Platinum OA (or whatever you may call it) may not be important in Western publishing cultures, but if we want OA to be universal, the first thing we need to do is to treat it from a universal point of view.
Thanks a lot.
Best,
Miguel Navas-Fernández
PhD Researcher at Universitat de Barcelona
Member of Acceso Abierto research group
Associate Editor of DOAJ
ORCID Linkedin Twitter
------------------------------
Date: Mon,14 Aug 2015 13:27:17 -0400
From: Stevan Harnad <amsciforum at gmail.com>
1. Green OA means *OA provided by the author* (usually by self-archiving the refereed, revised, accepted final draft in an OA repository)
2. Gold OA means OA *provided by the journal* (often for a publication fee)
3. Gratis OA means free online access.
4. Libre OA means Gratis OA plus various re-use rights
There is no "Platinum" OA. OA is about access, not about funding mechanisms
(of which there are three: subscription fee, publication fee, or subsidy
[the latter not to be confused with "gratis"])

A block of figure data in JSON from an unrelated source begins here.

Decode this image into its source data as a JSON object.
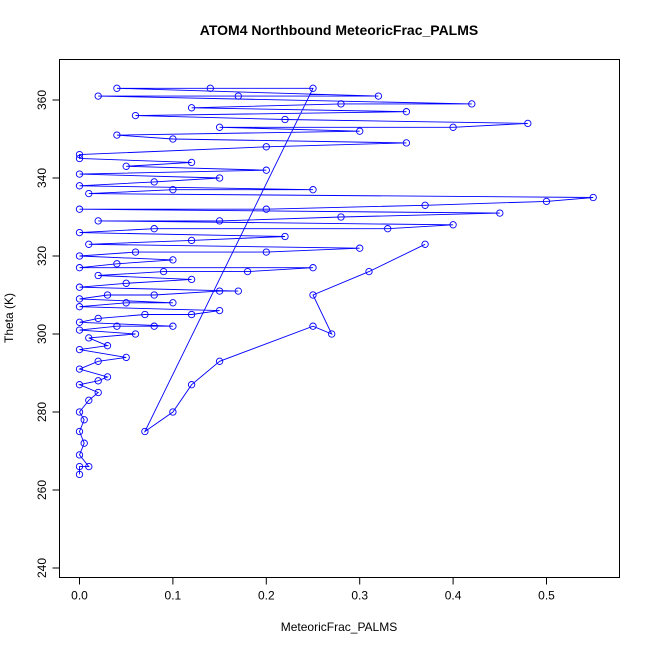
{
  "chart_data": {
    "type": "scatter",
    "title": "ATOM4 Northbound MeteoricFrac_PALMS",
    "xlabel": "MeteoricFrac_PALMS",
    "ylabel": "Theta (K)",
    "xlim": [
      0,
      0.56
    ],
    "ylim": [
      240,
      365
    ],
    "x_ticks": [
      "0.0",
      "0.1",
      "0.2",
      "0.3",
      "0.4",
      "0.5"
    ],
    "y_ticks": [
      "240",
      "260",
      "280",
      "300",
      "320",
      "340",
      "360"
    ],
    "series_color": "#0000ff",
    "point_style": "open-circle-connected",
    "points": [
      [
        0.0,
        264
      ],
      [
        0.0,
        266
      ],
      [
        0.01,
        266
      ],
      [
        0.0,
        269
      ],
      [
        0.005,
        272
      ],
      [
        0.0,
        275
      ],
      [
        0.005,
        278
      ],
      [
        0.0,
        280
      ],
      [
        0.01,
        283
      ],
      [
        0.02,
        285
      ],
      [
        0.0,
        287
      ],
      [
        0.02,
        288
      ],
      [
        0.03,
        289
      ],
      [
        0.0,
        291
      ],
      [
        0.02,
        293
      ],
      [
        0.05,
        294
      ],
      [
        0.0,
        296
      ],
      [
        0.03,
        297
      ],
      [
        0.01,
        299
      ],
      [
        0.06,
        300
      ],
      [
        0.0,
        301
      ],
      [
        0.04,
        302
      ],
      [
        0.08,
        302
      ],
      [
        0.1,
        302
      ],
      [
        0.0,
        303
      ],
      [
        0.02,
        304
      ],
      [
        0.07,
        305
      ],
      [
        0.12,
        305
      ],
      [
        0.15,
        306
      ],
      [
        0.0,
        307
      ],
      [
        0.05,
        308
      ],
      [
        0.1,
        308
      ],
      [
        0.0,
        309
      ],
      [
        0.03,
        310
      ],
      [
        0.08,
        310
      ],
      [
        0.15,
        311
      ],
      [
        0.17,
        311
      ],
      [
        0.0,
        312
      ],
      [
        0.05,
        313
      ],
      [
        0.12,
        314
      ],
      [
        0.02,
        315
      ],
      [
        0.09,
        316
      ],
      [
        0.18,
        316
      ],
      [
        0.25,
        317
      ],
      [
        0.0,
        317
      ],
      [
        0.04,
        318
      ],
      [
        0.1,
        319
      ],
      [
        0.0,
        320
      ],
      [
        0.06,
        321
      ],
      [
        0.2,
        321
      ],
      [
        0.3,
        322
      ],
      [
        0.01,
        323
      ],
      [
        0.12,
        324
      ],
      [
        0.22,
        325
      ],
      [
        0.0,
        326
      ],
      [
        0.08,
        327
      ],
      [
        0.33,
        327
      ],
      [
        0.4,
        328
      ],
      [
        0.02,
        329
      ],
      [
        0.15,
        329
      ],
      [
        0.28,
        330
      ],
      [
        0.45,
        331
      ],
      [
        0.0,
        332
      ],
      [
        0.2,
        332
      ],
      [
        0.37,
        333
      ],
      [
        0.5,
        334
      ],
      [
        0.55,
        335
      ],
      [
        0.01,
        336
      ],
      [
        0.1,
        337
      ],
      [
        0.25,
        337
      ],
      [
        0.0,
        338
      ],
      [
        0.08,
        339
      ],
      [
        0.15,
        340
      ],
      [
        0.0,
        341
      ],
      [
        0.2,
        342
      ],
      [
        0.05,
        343
      ],
      [
        0.12,
        344
      ],
      [
        0.0,
        345
      ],
      [
        0.0,
        346
      ],
      [
        0.2,
        348
      ],
      [
        0.35,
        349
      ],
      [
        0.1,
        350
      ],
      [
        0.04,
        351
      ],
      [
        0.3,
        352
      ],
      [
        0.15,
        353
      ],
      [
        0.4,
        353
      ],
      [
        0.48,
        354
      ],
      [
        0.22,
        355
      ],
      [
        0.06,
        356
      ],
      [
        0.35,
        357
      ],
      [
        0.12,
        358
      ],
      [
        0.28,
        359
      ],
      [
        0.42,
        359
      ],
      [
        0.02,
        361
      ],
      [
        0.17,
        361
      ],
      [
        0.32,
        361
      ],
      [
        0.04,
        363
      ],
      [
        0.14,
        363
      ],
      [
        0.25,
        363
      ],
      [
        0.07,
        275
      ],
      [
        0.1,
        280
      ],
      [
        0.12,
        287
      ],
      [
        0.15,
        293
      ],
      [
        0.25,
        302
      ],
      [
        0.27,
        300
      ],
      [
        0.25,
        310
      ],
      [
        0.31,
        316
      ],
      [
        0.37,
        323
      ]
    ]
  }
}
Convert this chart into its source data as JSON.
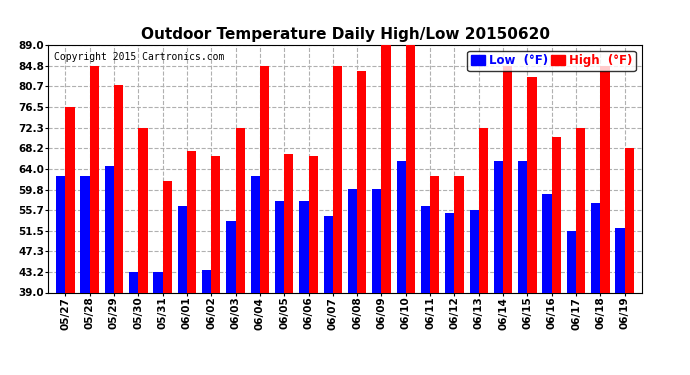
{
  "title": "Outdoor Temperature Daily High/Low 20150620",
  "copyright": "Copyright 2015 Cartronics.com",
  "legend_low": "Low  (°F)",
  "legend_high": "High  (°F)",
  "dates": [
    "05/27",
    "05/28",
    "05/29",
    "05/30",
    "05/31",
    "06/01",
    "06/02",
    "06/03",
    "06/04",
    "06/05",
    "06/06",
    "06/07",
    "06/08",
    "06/09",
    "06/10",
    "06/11",
    "06/12",
    "06/13",
    "06/14",
    "06/15",
    "06/16",
    "06/17",
    "06/18",
    "06/19"
  ],
  "highs": [
    76.5,
    84.8,
    81.0,
    72.3,
    61.5,
    67.5,
    66.5,
    72.3,
    84.8,
    67.0,
    66.5,
    84.8,
    83.8,
    89.0,
    89.0,
    62.5,
    62.5,
    72.3,
    84.8,
    82.5,
    70.5,
    72.3,
    84.8,
    68.2
  ],
  "lows": [
    62.5,
    62.5,
    64.5,
    43.2,
    43.2,
    56.5,
    43.5,
    53.5,
    62.5,
    57.5,
    57.5,
    54.5,
    60.0,
    60.0,
    65.5,
    56.5,
    55.0,
    55.7,
    65.5,
    65.5,
    59.0,
    51.5,
    57.0,
    52.0
  ],
  "ymin": 39.0,
  "ymax": 89.0,
  "yticks": [
    39.0,
    43.2,
    47.3,
    51.5,
    55.7,
    59.8,
    64.0,
    68.2,
    72.3,
    76.5,
    80.7,
    84.8,
    89.0
  ],
  "bar_width": 0.38,
  "high_color": "#ff0000",
  "low_color": "#0000ff",
  "bg_color": "#ffffff",
  "grid_color": "#b0b0b0",
  "title_fontsize": 11,
  "tick_fontsize": 7.5,
  "legend_fontsize": 8.5
}
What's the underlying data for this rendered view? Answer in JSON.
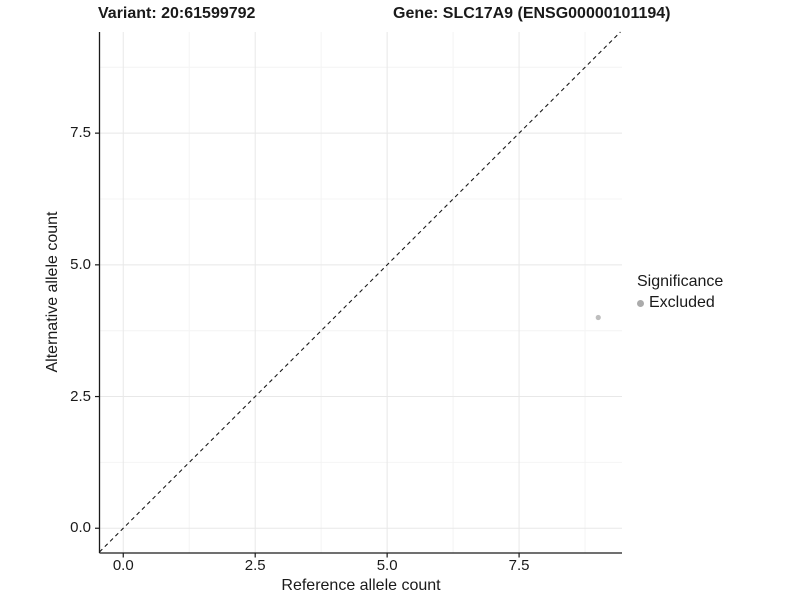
{
  "titles": {
    "variant": "Variant: 20:61599792",
    "gene": "Gene: SLC17A9 (ENSG00000101194)"
  },
  "chart_data": {
    "type": "scatter",
    "xlabel": "Reference allele count",
    "ylabel": "Alternative allele count",
    "xlim": [
      -0.45,
      9.45
    ],
    "ylim": [
      -0.47,
      9.42
    ],
    "x_ticks": {
      "values": [
        0,
        2.5,
        5,
        7.5
      ],
      "labels": [
        "0.0",
        "2.5",
        "5.0",
        "7.5"
      ]
    },
    "y_ticks": {
      "values": [
        0,
        2.5,
        5,
        7.5
      ],
      "labels": [
        "0.0",
        "2.5",
        "5.0",
        "7.5"
      ]
    },
    "minor_tick_values": [
      1.25,
      3.75,
      6.25,
      8.75
    ],
    "grid": "major and minor gridlines, very light gray, white panel background",
    "reference_line": {
      "type": "identity y=x",
      "style": "dashed",
      "color": "#1a1a1a"
    },
    "series": [
      {
        "name": "Excluded",
        "color": "#bebebe",
        "points": [
          {
            "x": 9,
            "y": 4
          }
        ]
      }
    ],
    "legend": {
      "title": "Significance",
      "position": "right",
      "items": [
        {
          "label": "Excluded",
          "color": "#ababab"
        }
      ]
    }
  },
  "colors": {
    "background": "#ffffff",
    "axis": "#1a1a1a",
    "grid_major": "#e8e8e8",
    "grid_minor": "#f4f4f4",
    "point": "#bebebe",
    "legend_key": "#ababab",
    "identity_line": "#1a1a1a"
  }
}
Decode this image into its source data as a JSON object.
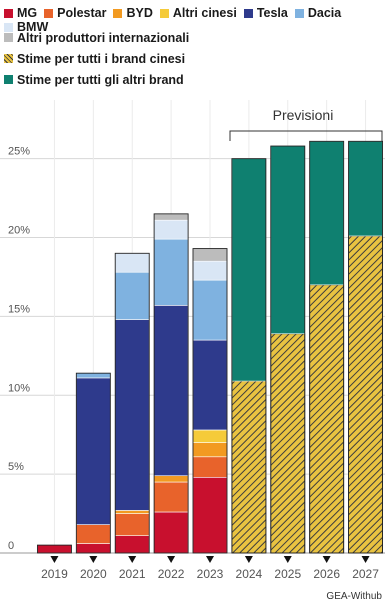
{
  "legend": {
    "rows": [
      [
        {
          "label": "MG",
          "color": "#c8102e"
        },
        {
          "label": "Polestar",
          "color": "#e8632b"
        },
        {
          "label": "BYD",
          "color": "#f29a21"
        },
        {
          "label": "Altri cinesi",
          "color": "#f5cb3a"
        },
        {
          "label": "Tesla",
          "color": "#2e3a8c"
        },
        {
          "label": "Dacia",
          "color": "#7fb2e0"
        },
        {
          "label": "BMW",
          "color": "#d9e6f5"
        }
      ],
      [
        {
          "label": "Altri produttori internazionali",
          "color": "#bcbcbc"
        }
      ],
      [
        {
          "label": "Stime per tutti i brand cinesi",
          "color": "#e9c341",
          "hatch": true
        }
      ],
      [
        {
          "label": "Stime per tutti gli altri brand",
          "color": "#0f8070"
        }
      ]
    ]
  },
  "annotation": "Previsioni",
  "source": "GEA-Withub",
  "chart_data": {
    "type": "bar",
    "stacked": true,
    "categories": [
      "2019",
      "2020",
      "2021",
      "2022",
      "2023",
      "2024",
      "2025",
      "2026",
      "2027"
    ],
    "y_ticks": [
      "0",
      "5%",
      "10%",
      "15%",
      "20%",
      "25%"
    ],
    "ylim": [
      0,
      26.5
    ],
    "grid": true,
    "series": [
      {
        "name": "MG",
        "color": "#c8102e",
        "values": [
          0.5,
          0.6,
          1.1,
          2.6,
          4.8,
          0,
          0,
          0,
          0
        ]
      },
      {
        "name": "Polestar",
        "color": "#e8632b",
        "values": [
          0,
          1.2,
          1.4,
          1.9,
          1.3,
          0,
          0,
          0,
          0
        ]
      },
      {
        "name": "BYD",
        "color": "#f29a21",
        "values": [
          0,
          0,
          0.2,
          0.4,
          0.9,
          0,
          0,
          0,
          0
        ]
      },
      {
        "name": "Altri cinesi",
        "color": "#f5cb3a",
        "values": [
          0,
          0,
          0,
          0,
          0.8,
          0,
          0,
          0,
          0
        ]
      },
      {
        "name": "Tesla",
        "color": "#2e3a8c",
        "values": [
          0,
          9.3,
          12.1,
          10.8,
          5.7,
          0,
          0,
          0,
          0
        ]
      },
      {
        "name": "Dacia",
        "color": "#7fb2e0",
        "values": [
          0,
          0.3,
          3.0,
          4.2,
          3.8,
          0,
          0,
          0,
          0
        ]
      },
      {
        "name": "BMW",
        "color": "#d9e6f5",
        "values": [
          0,
          0,
          1.2,
          1.2,
          1.2,
          0,
          0,
          0,
          0
        ]
      },
      {
        "name": "Altri produttori internazionali",
        "color": "#bcbcbc",
        "values": [
          0,
          0,
          0,
          0.4,
          0.8,
          0,
          0,
          0,
          0
        ]
      },
      {
        "name": "Stime per tutti i brand cinesi",
        "color": "#e9c341",
        "hatch": true,
        "values": [
          0,
          0,
          0,
          0,
          0,
          10.9,
          13.9,
          17.0,
          20.1
        ]
      },
      {
        "name": "Stime per tutti gli altri brand",
        "color": "#0f8070",
        "values": [
          0,
          0,
          0,
          0,
          0,
          14.1,
          11.9,
          9.1,
          6.0
        ]
      }
    ]
  }
}
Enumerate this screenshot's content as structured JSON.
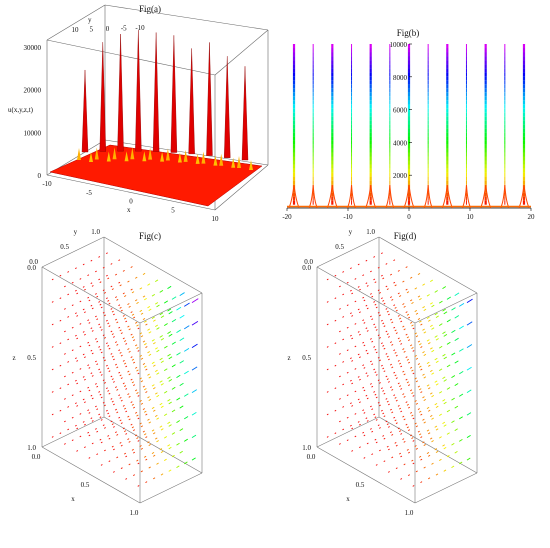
{
  "panels": [
    {
      "title": "Fig(a)",
      "zlabel": "u(x,y,z,t)",
      "xlabel": "x",
      "ylabel": "y",
      "xticks": [
        "-10",
        "-5",
        "0",
        "5",
        "10"
      ],
      "yticks": [
        "10",
        "5",
        "0",
        "-5",
        "-10"
      ],
      "zticks": [
        "0",
        "10000",
        "20000",
        "30000"
      ]
    },
    {
      "title": "Fig(b)",
      "xticks": [
        "-20",
        "-10",
        "0",
        "10",
        "20"
      ],
      "yticks": [
        "2000",
        "4000",
        "6000",
        "8000",
        "10000"
      ]
    },
    {
      "title": "Fig(c)",
      "xlabel": "x",
      "ylabel": "y",
      "zlabel": "z",
      "xticks": [
        "0.0",
        "0.5",
        "1.0"
      ],
      "yticks": [
        "0.0",
        "0.5",
        "1.0"
      ],
      "zticks": [
        "0.0",
        "0.5",
        "1.0"
      ]
    },
    {
      "title": "Fig(d)",
      "xlabel": "x",
      "ylabel": "y",
      "zlabel": "z",
      "xticks": [
        "0.0",
        "0.5",
        "1.0"
      ],
      "yticks": [
        "0.0",
        "0.5",
        "1.0"
      ],
      "zticks": [
        "0.0",
        "0.5",
        "1.0"
      ]
    }
  ],
  "chart_data": [
    {
      "type": "surface",
      "title": "Fig(a)",
      "xlim": [
        -10,
        10
      ],
      "ylim": [
        -10,
        10
      ],
      "zlim": [
        0,
        32000
      ],
      "color": "#ff2200",
      "spikes_x": [
        -9.4,
        -6.3,
        -3.1,
        0,
        3.1,
        6.3,
        9.4
      ],
      "spike_heights": [
        21000,
        28000,
        30000,
        31000,
        30500,
        30000,
        27000,
        29000,
        26000,
        24000
      ]
    },
    {
      "type": "line",
      "title": "Fig(b)",
      "xlim": [
        -20,
        20
      ],
      "ylim": [
        0,
        10000
      ],
      "poles_solid": [
        -18.85,
        -12.57,
        -6.28,
        0,
        6.28,
        12.57,
        18.85
      ],
      "poles_dashed": [
        -15.71,
        -9.42,
        -3.14,
        3.14,
        9.42,
        15.71
      ],
      "colormap": "rainbow"
    },
    {
      "type": "vector-field-3d",
      "title": "Fig(c)",
      "xlim": [
        0,
        1
      ],
      "ylim": [
        0,
        1
      ],
      "zlim": [
        0,
        1
      ],
      "colormap": "rainbow",
      "grid": 8
    },
    {
      "type": "vector-field-3d",
      "title": "Fig(d)",
      "xlim": [
        0,
        1
      ],
      "ylim": [
        0,
        1
      ],
      "zlim": [
        0,
        1
      ],
      "colormap": "rainbow",
      "grid": 8
    }
  ]
}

After at least a decade and a half I think it would be a good idea to stop fussing about what to call it, and focus instead on providing it...
Date: Mon,17 Aug 2015 13:27:17 -0400
From: Stevan Harnad <amsciforum at gmail.com>
The analogies with the free/open software movement are outweighed by the
disanalogies:
1. OA is primarily about journal articles.
2. Journal articles do not consist of executable code but of text.
3. Unlike proprietary software, the *content* of journal articles is, and
always was, open.
4. It's just that you have to pay to *access* the content, because access
to the proprietary *text* is not free.
5. Nor is the text "open" in the sense of re-publication, re-use, mash-up
rights.
6. Gratis OA seeks to make the text free.
7. Libre OA seeks to make the text open.